2023年度活動レポート(一般公募プログラム)第133号 (Aコース)
人間生活・伝統コミュニティ・先端技術の調和の探求
昭和女子大学からの報告
昭和女子大学 人間社会学部 現代教養学科では、2022年度に引き続き、2023年12月16日から12月22日までの1週間、ブータン王立大学(Royal University of Bhutan)から学生8名と引率教員2名、計10名を短期招へいするプログラムを実施しました。
12月16日、招へい者を成田空港で出迎えた後、宿泊先のホステルがある渋谷へバスで移動し、少し休憩を取った後、現代教養学科の学生3名が引率役となり、渋谷エリアのフィールドツアーを行いました。最初は緊張した面持ちだった招へい者たちでしたが、初めて訪れる東京のビル群、雑踏や喧噪に、徐々に興奮が高まってきているようでした。
2日目は、ブータンの建国記念日を祝うイベント「ブータンデー2023」に参加しました。このイベントは、日本ブータン友好協会が毎年実施しているもので、昨年に続いて、今年も同協会との共催という形で催行しました。当日は、午前中の三軒茶屋エリアのエクスカーション、午後の座談会と交流会、そして、夜の祝賀パーティと、一日を通して様々な企画が行われました。日本在住のブータン人やブータンに縁のある日本人にも沢山ご参加いただき、ともにブータンの記念日を祝うことができました。
3日目となる12月18日は、原宿・浅草ツアーを実施しました。午前中はまず、明治神宮を訪問しましたが、日本の伝統文化が現在の暮らしとどのように結びついているのか、興味深く観察している姿が印象的でした。その後、原宿エリアでのショッピング・昼食を経て、午後は浅草を訪問しました。ここでも、浅草寺や仲見世通りの賑わいを通して、今に息づく日本の伝統を肌で感じている様子がうかがえました。
4日目は、午前中に現代教養学科1年生必修授業である「地域をみる目」に、招へい者のみなさんにも参加してもらい、ブータンを対象とするケーススタディを行いました。受講生には、事前にブータンを題材にした映画を鑑賞してもらった上で、当日は、ブータンのみなさんに聞いてみたい質問を出してもらいました。質問に対して流暢な英語で回答するブータンの学生を見て、受講生たちは大いに感銘を受けていた様子でした。
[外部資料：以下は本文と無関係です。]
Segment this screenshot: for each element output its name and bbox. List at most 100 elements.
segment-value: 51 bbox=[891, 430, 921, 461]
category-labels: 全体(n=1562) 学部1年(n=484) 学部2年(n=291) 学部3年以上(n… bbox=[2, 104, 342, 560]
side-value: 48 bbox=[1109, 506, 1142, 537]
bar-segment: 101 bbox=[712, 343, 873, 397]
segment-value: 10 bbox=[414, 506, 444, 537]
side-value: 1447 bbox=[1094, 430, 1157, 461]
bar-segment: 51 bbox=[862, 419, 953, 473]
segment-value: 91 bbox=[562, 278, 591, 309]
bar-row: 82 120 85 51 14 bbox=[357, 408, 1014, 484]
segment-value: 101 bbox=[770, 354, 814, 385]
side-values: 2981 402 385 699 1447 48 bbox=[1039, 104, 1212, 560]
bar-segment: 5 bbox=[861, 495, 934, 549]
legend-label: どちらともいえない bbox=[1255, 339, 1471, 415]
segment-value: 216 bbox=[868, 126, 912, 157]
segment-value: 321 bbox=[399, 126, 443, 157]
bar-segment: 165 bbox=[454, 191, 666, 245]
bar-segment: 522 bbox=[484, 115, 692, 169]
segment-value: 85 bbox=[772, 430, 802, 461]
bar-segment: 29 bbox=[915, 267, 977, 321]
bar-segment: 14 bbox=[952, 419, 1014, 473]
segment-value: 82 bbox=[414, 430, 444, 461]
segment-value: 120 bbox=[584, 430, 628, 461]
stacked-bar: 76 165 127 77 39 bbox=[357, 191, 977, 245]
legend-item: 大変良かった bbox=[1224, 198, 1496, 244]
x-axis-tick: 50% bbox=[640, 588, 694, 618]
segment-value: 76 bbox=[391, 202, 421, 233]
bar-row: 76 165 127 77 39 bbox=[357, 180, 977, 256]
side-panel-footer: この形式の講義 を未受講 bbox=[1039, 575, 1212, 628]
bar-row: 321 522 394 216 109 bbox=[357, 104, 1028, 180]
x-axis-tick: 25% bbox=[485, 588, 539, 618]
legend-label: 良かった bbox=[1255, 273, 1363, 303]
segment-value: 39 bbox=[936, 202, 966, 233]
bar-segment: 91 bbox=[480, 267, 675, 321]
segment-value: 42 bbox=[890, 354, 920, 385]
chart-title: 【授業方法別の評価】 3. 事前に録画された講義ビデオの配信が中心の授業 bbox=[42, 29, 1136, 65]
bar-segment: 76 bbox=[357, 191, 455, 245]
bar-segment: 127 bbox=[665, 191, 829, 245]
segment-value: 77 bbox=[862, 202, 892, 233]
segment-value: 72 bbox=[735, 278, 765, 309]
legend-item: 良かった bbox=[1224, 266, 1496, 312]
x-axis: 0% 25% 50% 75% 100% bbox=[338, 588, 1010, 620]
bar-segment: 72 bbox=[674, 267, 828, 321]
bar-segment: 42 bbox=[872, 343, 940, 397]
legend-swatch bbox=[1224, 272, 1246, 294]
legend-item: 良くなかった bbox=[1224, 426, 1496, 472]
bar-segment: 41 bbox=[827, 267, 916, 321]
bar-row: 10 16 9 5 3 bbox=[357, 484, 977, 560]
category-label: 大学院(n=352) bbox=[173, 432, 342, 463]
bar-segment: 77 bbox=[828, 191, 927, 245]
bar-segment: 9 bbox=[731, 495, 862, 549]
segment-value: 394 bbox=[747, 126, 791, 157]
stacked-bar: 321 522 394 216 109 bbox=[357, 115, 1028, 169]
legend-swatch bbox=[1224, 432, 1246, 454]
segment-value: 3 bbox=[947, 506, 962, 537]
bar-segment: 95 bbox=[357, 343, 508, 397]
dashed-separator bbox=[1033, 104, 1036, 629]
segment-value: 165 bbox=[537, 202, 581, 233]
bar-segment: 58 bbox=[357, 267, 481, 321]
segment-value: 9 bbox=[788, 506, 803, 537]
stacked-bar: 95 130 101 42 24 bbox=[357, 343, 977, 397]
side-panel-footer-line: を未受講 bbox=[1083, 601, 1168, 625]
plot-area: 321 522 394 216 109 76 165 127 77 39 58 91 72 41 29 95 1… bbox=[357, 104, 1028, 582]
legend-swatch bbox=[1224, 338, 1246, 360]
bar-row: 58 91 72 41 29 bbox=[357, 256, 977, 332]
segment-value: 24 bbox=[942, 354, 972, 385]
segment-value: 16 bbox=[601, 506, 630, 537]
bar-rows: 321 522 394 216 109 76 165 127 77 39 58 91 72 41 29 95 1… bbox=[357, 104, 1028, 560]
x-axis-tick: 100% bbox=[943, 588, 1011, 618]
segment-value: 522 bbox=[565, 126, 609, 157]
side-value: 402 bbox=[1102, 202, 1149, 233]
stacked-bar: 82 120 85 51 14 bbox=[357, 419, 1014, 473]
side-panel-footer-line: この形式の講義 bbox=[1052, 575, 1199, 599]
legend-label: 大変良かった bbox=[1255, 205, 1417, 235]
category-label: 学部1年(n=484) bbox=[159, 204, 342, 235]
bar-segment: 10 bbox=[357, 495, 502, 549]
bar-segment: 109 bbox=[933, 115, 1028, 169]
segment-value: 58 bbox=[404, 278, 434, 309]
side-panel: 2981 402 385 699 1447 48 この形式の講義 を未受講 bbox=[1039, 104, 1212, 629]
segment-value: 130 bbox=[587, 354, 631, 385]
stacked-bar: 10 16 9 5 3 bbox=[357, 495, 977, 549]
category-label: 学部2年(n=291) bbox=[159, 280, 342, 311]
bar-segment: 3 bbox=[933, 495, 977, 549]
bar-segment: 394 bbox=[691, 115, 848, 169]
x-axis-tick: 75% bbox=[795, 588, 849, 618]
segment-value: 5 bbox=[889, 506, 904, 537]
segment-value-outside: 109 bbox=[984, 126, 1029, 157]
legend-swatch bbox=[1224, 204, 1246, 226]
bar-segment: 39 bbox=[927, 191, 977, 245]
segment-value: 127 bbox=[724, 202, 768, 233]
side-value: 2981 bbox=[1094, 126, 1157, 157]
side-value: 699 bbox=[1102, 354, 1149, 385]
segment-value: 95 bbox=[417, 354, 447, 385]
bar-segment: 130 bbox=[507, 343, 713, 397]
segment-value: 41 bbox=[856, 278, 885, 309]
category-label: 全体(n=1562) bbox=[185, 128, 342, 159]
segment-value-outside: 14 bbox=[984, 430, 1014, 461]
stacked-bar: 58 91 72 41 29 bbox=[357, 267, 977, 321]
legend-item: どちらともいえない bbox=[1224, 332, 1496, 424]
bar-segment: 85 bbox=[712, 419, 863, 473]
5日目、現代教養学科3年生とともに、「言語の壁を越えて協働する」をテーマに、国際ワークショップを行いました。あえて言語を使わないコミュニケーションや最先端の翻訳技術を活用したコミュニケーションなど、言語の壁があったとしても伝えたいことを伝え合う体験を通じて、コミュニケーションの本質とはなにか、学びを深めてもらうことができました。その後、茶道体験、日本の昔遊び体験を通じた異文化交流会を経て、意見交換会・歓迎会を行い、懇親を深めました。
6日目、午前中はお茶の水にあるデジタルハリウッド大学を訪問し、最先端のテクノロジーを活用したコンテンツ開発の現場を見せていただくことができました。モーションキャプチャー技術の体験では、自身の動きがリアルタイムで3D化されて動く姿に興奮冷めやらぬ様子でした。その後、昭和女子大学へ戻り、午後は「情報文化論」という授業を、現代教養学科の受講生とともに受講しました。
そして最終日、最後の自由時間を過ごし、帰国の準備を整えた上で、成果報告会・修了式に臨みました。一人一人が、この1週間の滞在で得た学びについて、それぞれ身振り手振りを交えてスピーチを行ってくれました。最後に、学科長から招へい者全員に修了証を手渡し、すべてのプログラムを終えました。
今年度も、継続してブータン王立大学との交流が実現し、招へい者のみならず、昭和女子大学の学生、そして教員にとっても、得難い機会を得ることができました。昨年度から引き続き、受け入れ準備から奮闘してくれた学生もおり、「いつかブータンに行ってみたい」と話してくれました。この交流プログラムを通じて、ブータンが、名前くらいしか知らない国から、現実に訪れてみたい国へと、印象が大きく変化したようで、そのことが国際交流の何よりの成果であるように感じました。
最後に、本プログラム実施にあたり、ご支援いただいた「さくらサイエンスプログラム」、ご協力をいただいた学内外のみなさまに、この場を借りて厚く御礼申し上げます。